Frustriert bat ich nach diesem missglückten Versuch einen ägyptischen Freund, für mich anzurufen. Das wollte er nicht, bot aber an, anderntags am Bahnhof in Qena zu fragen, denn er müsse sowieso dort hin. Eine halbe Stunde später rief er mir jedoch zurück und sagte, die Bähnler nähmen das Telefon nicht ab (sic!). Am nächsten Tag gab er mir dann Abfahrtszeiten durch, die mich nicht begeisterten, aber stimmten.
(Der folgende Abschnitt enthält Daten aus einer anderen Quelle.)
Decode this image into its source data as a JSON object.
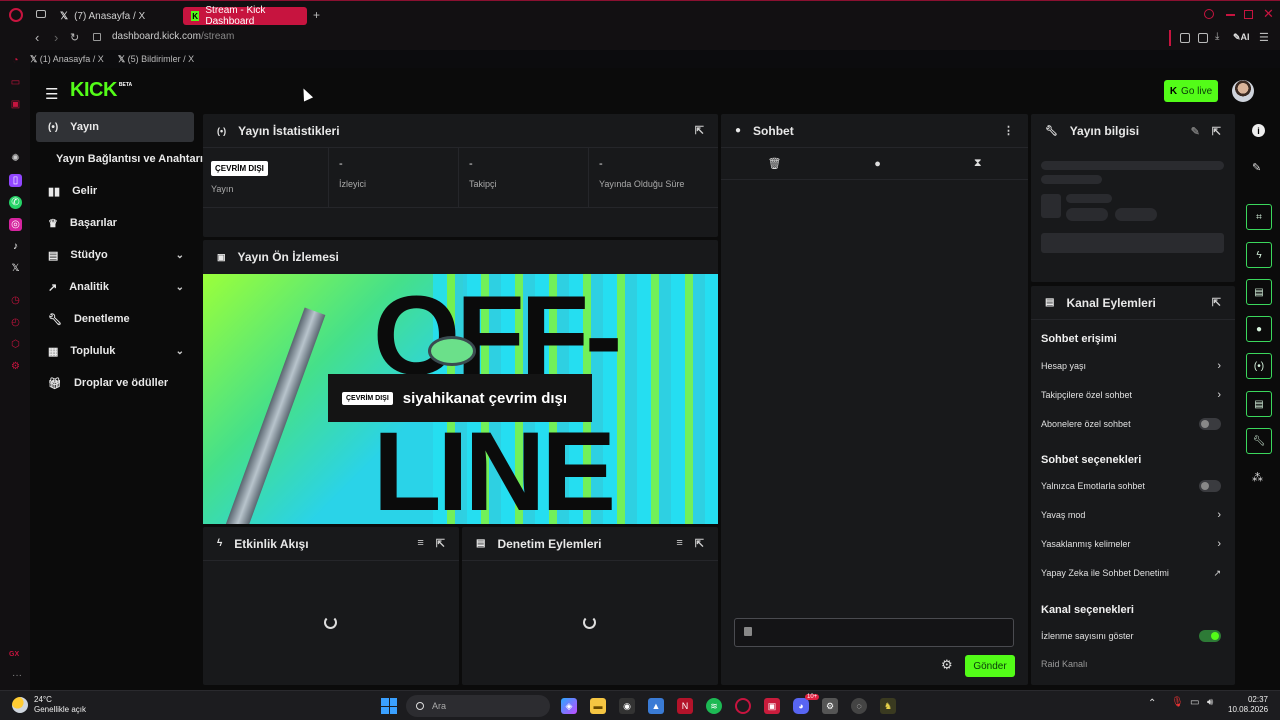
{
  "browser": {
    "tabs": [
      {
        "label": "(7) Anasayfa / X"
      },
      {
        "label": "Stream - Kick Dashboard"
      }
    ],
    "url_host": "dashboard.kick.com",
    "url_path": "/stream",
    "ai_label": "AI",
    "bookmarks": [
      {
        "label": "(1) Anasayfa / X"
      },
      {
        "label": "(5) Bildirimler / X"
      }
    ],
    "gx_label": "GX"
  },
  "header": {
    "logo": "KICK",
    "logo_badge": "BETA",
    "go_live": "Go live"
  },
  "sidebar": {
    "items": [
      {
        "label": "Yayın",
        "icon": "broadcast-icon"
      },
      {
        "label": "Yayın Bağlantısı ve Anahtarı"
      },
      {
        "label": "Gelir",
        "icon": "chart-icon"
      },
      {
        "label": "Başarılar",
        "icon": "trophy-icon"
      },
      {
        "label": "Stüdyo",
        "icon": "studio-icon"
      },
      {
        "label": "Analitik",
        "icon": "analytics-icon"
      },
      {
        "label": "Denetleme",
        "icon": "wrench-icon"
      },
      {
        "label": "Topluluk",
        "icon": "community-icon"
      },
      {
        "label": "Droplar ve ödüller",
        "icon": "gift-icon"
      }
    ]
  },
  "stats": {
    "title": "Yayın İstatistikleri",
    "badge": "ÇEVRİM DIŞI",
    "cols": [
      {
        "value": "",
        "label": "Yayın"
      },
      {
        "value": "-",
        "label": "İzleyici"
      },
      {
        "value": "-",
        "label": "Takipçi"
      },
      {
        "value": "-",
        "label": "Yayında Olduğu Süre"
      }
    ]
  },
  "preview": {
    "title": "Yayın Ön İzlemesi",
    "big_text_1": "OFF-",
    "big_text_2": "LINE",
    "badge": "ÇEVRİM DIŞI",
    "message": "siyahikanat çevrim dışı"
  },
  "activity": {
    "title": "Etkinlik Akışı"
  },
  "moderation": {
    "title": "Denetim Eylemleri"
  },
  "chat": {
    "title": "Sohbet",
    "send": "Gönder"
  },
  "info": {
    "title": "Yayın bilgisi"
  },
  "channel": {
    "title": "Kanal Eylemleri",
    "sec1": "Sohbet erişimi",
    "rows1": [
      {
        "label": "Hesap yaşı"
      },
      {
        "label": "Takipçilere özel sohbet"
      },
      {
        "label": "Abonelere özel sohbet",
        "toggle": false
      }
    ],
    "sec2": "Sohbet seçenekleri",
    "rows2": [
      {
        "label": "Yalnızca Emotlarla sohbet",
        "toggle": false
      },
      {
        "label": "Yavaş mod"
      },
      {
        "label": "Yasaklanmış kelimeler"
      },
      {
        "label": "Yapay Zeka ile Sohbet Denetimi"
      }
    ],
    "sec3": "Kanal seçenekleri",
    "rows3": [
      {
        "label": "İzlenme sayısını göster",
        "toggle": true
      },
      {
        "label": "Raid Kanalı"
      }
    ]
  },
  "taskbar": {
    "temp": "24°C",
    "weather": "Genellikle açık",
    "search": "Ara",
    "time": "02:37",
    "date": "10.08.2026",
    "badge_count": "10+"
  },
  "colors": {
    "accent": "#53fc18",
    "opera_red": "#c7143f"
  }
}
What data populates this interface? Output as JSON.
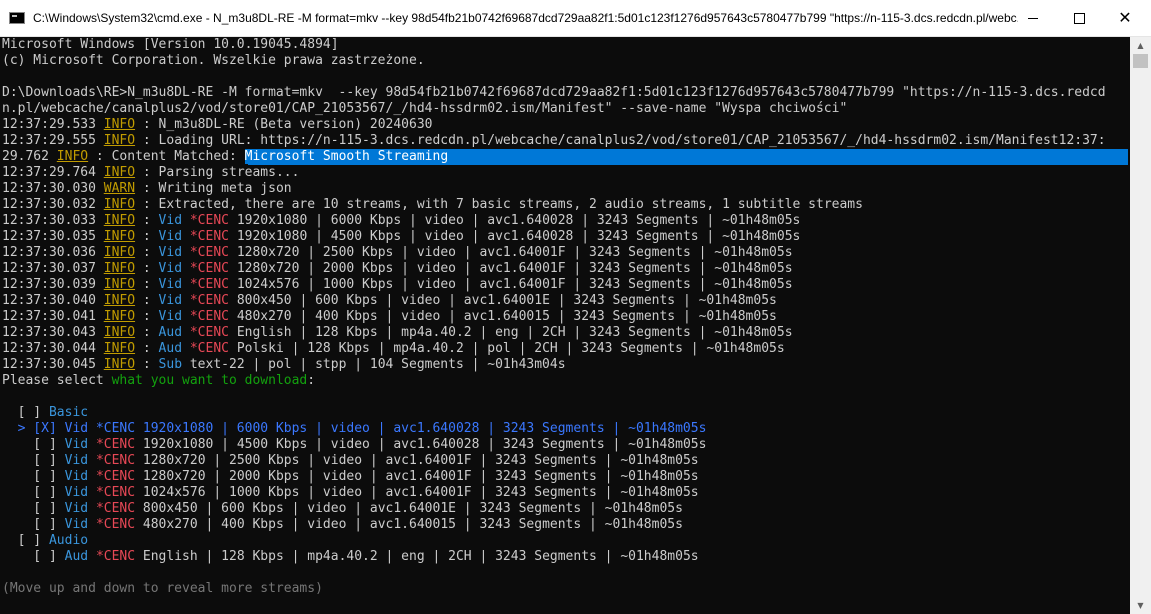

Zwei Stunden hatte ich schon allein wegen dem blöden Zugfahrplan vertrödelt, als ich im Internet auf Googleseite fünf oder sechs eine weitere Telefonnummer der Tourist Information in Luxor entdeckte. Ich wählte sie, es nahm aber niemand mehr ab. Es war halb elf Uhr nachts - in Ägypten somit überhaupt nicht spät! Ich rief anderntags wieder an – und die Nummer war richtig!! Die Auskunft hingegen war unvollständig und äusserst unfreundlich.
Ich konnte mir nun aber zusammen reimen, dass gegen Abend um 18 Uhr und kurz vor Mitternacht ein Zug von Luxor nach Assuan abfuhr. Das war sehr beruhigend. Ich würde ganz bestimmt rechtzeitig in Luxor ankommen, um den Abendzug zu erwischen.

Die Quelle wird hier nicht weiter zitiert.